В июле 1956 года Н.С.Патоличев был переведен в Москву и тоже в министерство иностранных дел, но на должность куда более высокую чем та, которую тремя годами до этого получил Зимянин. Правда, Михаил Васильевич к тому времени пребывал уже в Ханое в кресле советского посла. Еще через полтора года Николай Семенович стал первым заместителем министра иностранных дел СССР, но спустя несколько месяцев был назначен на должность союзного министра внешней торговли, которую занимал двадцать семь лет. Был дважды улостоен звания Героя Социалистического Труда, одиннадцать раз отмечен орденом Ленина, который являлся высшей государственной наградой в СССР – столько имел только маршал Д.Ф.Устинов.

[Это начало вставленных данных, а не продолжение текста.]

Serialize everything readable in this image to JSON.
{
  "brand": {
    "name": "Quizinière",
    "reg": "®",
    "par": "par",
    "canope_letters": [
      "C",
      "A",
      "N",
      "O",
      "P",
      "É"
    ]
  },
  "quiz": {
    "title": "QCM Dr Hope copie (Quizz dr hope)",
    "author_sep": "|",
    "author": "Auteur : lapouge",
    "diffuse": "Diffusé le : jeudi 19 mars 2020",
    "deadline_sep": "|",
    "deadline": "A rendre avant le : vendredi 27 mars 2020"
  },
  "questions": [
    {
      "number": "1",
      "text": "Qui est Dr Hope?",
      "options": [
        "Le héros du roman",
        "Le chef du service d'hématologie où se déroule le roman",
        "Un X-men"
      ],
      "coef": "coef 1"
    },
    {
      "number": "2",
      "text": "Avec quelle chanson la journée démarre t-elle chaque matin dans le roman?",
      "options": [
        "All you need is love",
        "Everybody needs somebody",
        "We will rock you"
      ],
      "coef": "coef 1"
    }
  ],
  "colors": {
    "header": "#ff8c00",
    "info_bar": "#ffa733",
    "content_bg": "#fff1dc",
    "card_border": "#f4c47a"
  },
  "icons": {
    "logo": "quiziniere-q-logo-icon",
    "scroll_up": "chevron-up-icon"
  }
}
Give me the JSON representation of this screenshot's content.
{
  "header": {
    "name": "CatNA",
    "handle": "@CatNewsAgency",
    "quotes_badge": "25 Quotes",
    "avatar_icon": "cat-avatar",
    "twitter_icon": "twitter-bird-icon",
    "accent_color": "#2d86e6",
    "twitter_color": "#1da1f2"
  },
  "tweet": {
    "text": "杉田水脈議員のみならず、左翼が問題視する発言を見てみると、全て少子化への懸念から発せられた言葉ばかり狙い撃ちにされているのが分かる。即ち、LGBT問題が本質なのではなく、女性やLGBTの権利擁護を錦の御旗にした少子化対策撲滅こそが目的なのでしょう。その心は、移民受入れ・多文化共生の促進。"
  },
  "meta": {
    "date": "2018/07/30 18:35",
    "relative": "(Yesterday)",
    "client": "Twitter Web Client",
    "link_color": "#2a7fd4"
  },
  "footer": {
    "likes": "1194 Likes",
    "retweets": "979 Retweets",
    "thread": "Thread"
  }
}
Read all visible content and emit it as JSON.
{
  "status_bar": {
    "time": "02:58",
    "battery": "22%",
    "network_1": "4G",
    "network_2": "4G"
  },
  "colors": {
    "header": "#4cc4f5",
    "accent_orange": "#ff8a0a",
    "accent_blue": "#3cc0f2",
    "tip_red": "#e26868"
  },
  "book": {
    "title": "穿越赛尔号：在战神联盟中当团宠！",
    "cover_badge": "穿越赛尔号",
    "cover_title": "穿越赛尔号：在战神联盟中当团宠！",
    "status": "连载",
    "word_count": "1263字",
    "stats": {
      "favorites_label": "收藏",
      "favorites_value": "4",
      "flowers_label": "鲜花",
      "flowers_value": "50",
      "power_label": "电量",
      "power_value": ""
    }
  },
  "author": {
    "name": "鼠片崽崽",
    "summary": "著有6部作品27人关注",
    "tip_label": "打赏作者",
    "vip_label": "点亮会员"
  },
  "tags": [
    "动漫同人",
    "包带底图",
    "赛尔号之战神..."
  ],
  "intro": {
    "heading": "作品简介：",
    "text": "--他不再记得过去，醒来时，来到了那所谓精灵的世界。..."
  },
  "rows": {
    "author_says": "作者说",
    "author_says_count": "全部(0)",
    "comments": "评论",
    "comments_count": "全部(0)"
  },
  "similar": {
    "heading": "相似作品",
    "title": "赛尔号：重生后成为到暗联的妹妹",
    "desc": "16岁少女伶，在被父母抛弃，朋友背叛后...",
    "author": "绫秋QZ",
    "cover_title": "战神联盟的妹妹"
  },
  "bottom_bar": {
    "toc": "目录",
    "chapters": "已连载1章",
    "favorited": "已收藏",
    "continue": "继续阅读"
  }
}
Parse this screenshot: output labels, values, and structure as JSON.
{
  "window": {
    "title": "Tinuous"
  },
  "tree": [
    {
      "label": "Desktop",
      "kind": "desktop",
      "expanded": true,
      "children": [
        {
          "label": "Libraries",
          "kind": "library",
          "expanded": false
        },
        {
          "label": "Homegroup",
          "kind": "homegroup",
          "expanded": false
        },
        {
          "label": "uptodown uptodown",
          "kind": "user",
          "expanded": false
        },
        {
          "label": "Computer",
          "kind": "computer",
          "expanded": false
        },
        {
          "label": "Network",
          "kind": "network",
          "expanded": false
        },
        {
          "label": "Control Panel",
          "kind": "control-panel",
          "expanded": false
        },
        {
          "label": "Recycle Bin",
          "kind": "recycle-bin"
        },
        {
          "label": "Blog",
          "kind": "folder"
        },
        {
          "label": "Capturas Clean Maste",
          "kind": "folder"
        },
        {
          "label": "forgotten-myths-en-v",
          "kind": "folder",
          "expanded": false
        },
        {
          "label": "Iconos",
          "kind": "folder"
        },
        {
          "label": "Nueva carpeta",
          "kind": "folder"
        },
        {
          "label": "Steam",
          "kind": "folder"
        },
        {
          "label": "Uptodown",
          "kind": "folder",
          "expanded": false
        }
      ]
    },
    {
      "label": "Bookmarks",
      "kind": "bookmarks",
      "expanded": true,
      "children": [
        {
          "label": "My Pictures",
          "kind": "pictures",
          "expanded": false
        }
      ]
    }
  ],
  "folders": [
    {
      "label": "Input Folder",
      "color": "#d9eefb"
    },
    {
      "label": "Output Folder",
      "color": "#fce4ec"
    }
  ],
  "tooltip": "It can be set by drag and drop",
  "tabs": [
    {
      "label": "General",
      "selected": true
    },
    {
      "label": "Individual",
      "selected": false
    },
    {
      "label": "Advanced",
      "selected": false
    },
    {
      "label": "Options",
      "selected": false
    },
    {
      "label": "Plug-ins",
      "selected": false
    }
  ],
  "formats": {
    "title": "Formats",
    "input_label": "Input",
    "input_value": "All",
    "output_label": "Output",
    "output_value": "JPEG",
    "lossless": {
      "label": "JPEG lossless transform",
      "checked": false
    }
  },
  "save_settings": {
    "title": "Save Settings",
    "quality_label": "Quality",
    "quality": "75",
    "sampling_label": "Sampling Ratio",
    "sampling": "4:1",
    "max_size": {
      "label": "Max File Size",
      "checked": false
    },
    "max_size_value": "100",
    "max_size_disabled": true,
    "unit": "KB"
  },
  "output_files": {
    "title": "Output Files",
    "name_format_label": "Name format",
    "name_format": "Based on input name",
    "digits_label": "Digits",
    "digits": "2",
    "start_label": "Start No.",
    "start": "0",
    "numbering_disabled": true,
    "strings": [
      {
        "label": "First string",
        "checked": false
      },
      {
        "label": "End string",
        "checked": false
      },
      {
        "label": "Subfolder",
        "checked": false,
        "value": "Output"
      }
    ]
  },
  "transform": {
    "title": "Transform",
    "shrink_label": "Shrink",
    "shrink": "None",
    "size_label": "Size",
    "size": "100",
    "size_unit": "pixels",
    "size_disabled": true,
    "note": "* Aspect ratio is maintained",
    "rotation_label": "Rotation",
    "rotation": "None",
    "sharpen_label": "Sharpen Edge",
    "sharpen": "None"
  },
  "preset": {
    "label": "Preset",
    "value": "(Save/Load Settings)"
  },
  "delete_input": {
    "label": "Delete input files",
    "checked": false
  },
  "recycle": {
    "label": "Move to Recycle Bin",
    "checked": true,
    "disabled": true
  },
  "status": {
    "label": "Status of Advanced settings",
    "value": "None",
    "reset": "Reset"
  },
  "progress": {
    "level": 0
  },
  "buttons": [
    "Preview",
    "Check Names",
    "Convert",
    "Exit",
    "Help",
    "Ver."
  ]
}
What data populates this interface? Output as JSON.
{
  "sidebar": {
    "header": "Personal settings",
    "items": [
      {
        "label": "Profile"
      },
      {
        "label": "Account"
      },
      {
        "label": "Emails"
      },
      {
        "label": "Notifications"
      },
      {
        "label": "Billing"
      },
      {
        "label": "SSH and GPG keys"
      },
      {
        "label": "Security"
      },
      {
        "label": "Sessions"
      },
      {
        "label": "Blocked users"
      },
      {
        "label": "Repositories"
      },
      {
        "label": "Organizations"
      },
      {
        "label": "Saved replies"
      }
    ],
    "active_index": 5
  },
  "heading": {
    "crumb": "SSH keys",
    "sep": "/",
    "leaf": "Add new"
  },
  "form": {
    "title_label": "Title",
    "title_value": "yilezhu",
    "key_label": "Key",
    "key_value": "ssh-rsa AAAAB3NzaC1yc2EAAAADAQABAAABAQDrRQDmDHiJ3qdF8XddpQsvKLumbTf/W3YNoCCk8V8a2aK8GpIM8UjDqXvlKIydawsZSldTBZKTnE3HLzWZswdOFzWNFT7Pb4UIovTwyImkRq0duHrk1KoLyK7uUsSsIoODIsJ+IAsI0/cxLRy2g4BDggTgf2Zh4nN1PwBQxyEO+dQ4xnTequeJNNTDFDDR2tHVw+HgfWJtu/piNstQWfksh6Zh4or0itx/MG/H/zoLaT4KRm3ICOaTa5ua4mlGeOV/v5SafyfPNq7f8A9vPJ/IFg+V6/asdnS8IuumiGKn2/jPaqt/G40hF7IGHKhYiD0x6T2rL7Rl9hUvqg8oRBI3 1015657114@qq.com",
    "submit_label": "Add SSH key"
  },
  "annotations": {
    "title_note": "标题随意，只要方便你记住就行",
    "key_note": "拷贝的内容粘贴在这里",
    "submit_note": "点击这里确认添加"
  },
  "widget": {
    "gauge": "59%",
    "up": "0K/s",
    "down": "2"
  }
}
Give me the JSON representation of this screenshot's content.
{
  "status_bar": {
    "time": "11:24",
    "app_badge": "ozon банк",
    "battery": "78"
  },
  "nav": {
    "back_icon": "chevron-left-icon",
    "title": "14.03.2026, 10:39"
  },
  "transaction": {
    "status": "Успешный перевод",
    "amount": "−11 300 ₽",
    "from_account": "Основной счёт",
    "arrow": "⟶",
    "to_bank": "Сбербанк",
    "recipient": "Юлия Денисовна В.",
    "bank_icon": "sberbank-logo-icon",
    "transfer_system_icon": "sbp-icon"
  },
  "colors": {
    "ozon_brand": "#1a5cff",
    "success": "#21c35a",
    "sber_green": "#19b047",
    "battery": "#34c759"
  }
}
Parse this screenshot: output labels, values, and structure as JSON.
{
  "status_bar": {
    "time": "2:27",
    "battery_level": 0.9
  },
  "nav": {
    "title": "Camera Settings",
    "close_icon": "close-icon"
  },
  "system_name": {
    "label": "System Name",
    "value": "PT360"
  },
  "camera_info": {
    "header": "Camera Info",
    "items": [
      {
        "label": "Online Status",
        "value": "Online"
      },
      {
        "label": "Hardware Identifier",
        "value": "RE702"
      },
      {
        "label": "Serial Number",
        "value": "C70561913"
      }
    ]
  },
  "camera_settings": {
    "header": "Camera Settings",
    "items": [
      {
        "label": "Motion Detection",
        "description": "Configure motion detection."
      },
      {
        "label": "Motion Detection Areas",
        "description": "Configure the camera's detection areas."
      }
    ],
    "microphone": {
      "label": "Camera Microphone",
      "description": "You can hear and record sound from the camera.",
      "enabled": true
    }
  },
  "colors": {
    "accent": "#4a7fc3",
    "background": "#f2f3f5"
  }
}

Всевышний распорядился так, что и Зимянину, и Патоличеву для пребывания на грешной земле был отведен равный срок – 81 год каждому. Однако желание Михаила Васильевича никогда больше не стречаться с Николаем Семеновичем не сбылось. Предположить, что посол Зимянин в своей работе не пересекался с заместителем министра иностранных дел Патоличевым вряд ли возможно. Так же маловероятно, что не было контактов у главного редактора “Правды” и секретаря ЦК КПСС Зимянина с министром внешней торговли Патоличевым. Вот что об этом написал Михаил Бублеев: “С Н.С.Патоличевым при встречах Зимянин держался предельно вежливо, но всегда соблюдал дистанцию и всячески избегал какого бы то ни было неофициального общения. Не скрывал своей антипатии к Зимянину и Патоличев. Хорошо знавший обоих журналист из «Правды» недоумевал: «Два умнейших человека так и остались непримиримыми, не смогли перешагнуть через личную неприязнь, глубоко засевшую в их сознании». Сам Патоличев в упомянутой книге о взаимоотношениях с Зимяниным не сказал ничего.
О белорусском периоде в своего бытия Николай Семенович всегда вспоминал с исключительной теплотой. Он, конечно же, понимал, что в тот злополучный момент его судьба зависела не только от пленума в Минске. Случись так, что Берия взял верх в борьбе за власть, она вряд ли сложилась бы успешно. Да и тех, кто медлил с выполнением поступившей из Москвы установки или пытался что-то возражать, по голове не погладили бы. Но он был абсолютно уверен, что сопротивление его снятию на пленуме откровенно наличествовало. Ведь белорусским партийцам проще да и безопаснее было просто щелкнуть каблуками, тем более, что с многими проводились специальные беседы о том, как следует поступить. По крайней мере, Якуб Колас, признавался Патоличеву, что с ним она была. Тем более, все знали, кто такой Берия, хорошо помнили времена Цанавы. Спустя годы, Николай Семенович говорил, что Берия во многом строил свой расчет на том, чтобы сыграть на национальных чувствах, однако, «к счастью и великой чести белорусов, они никогда не страдали национализмом». Тогда, по его мнению, победил не он, тогда устояли как раз участники пленума.
А вот Зимянин до конца своих дней так и не согласился, что его белорусы не приняли, что они отстояли Патоличева. По его мнению, так сложились обстоятельства, о чем он сказал и в интервью газете «Звязда». Впрочем, сам себя и опроверг словами, что как только он сообщил участникам пленума о готовности Москвы изменить решение о том, кому быть первым секретарем, те «прагаласавалі, вядома ж, за тое, каб прасіць Цэнтральны Камітэт партыі пакінуць таварыша Патолічава…». Избрать Зимянина не предложил никто.
Яков Алексейчик.
Журнал «Беларуская думка» №11. 2016
Электронный вариант статьи предоставлен автором.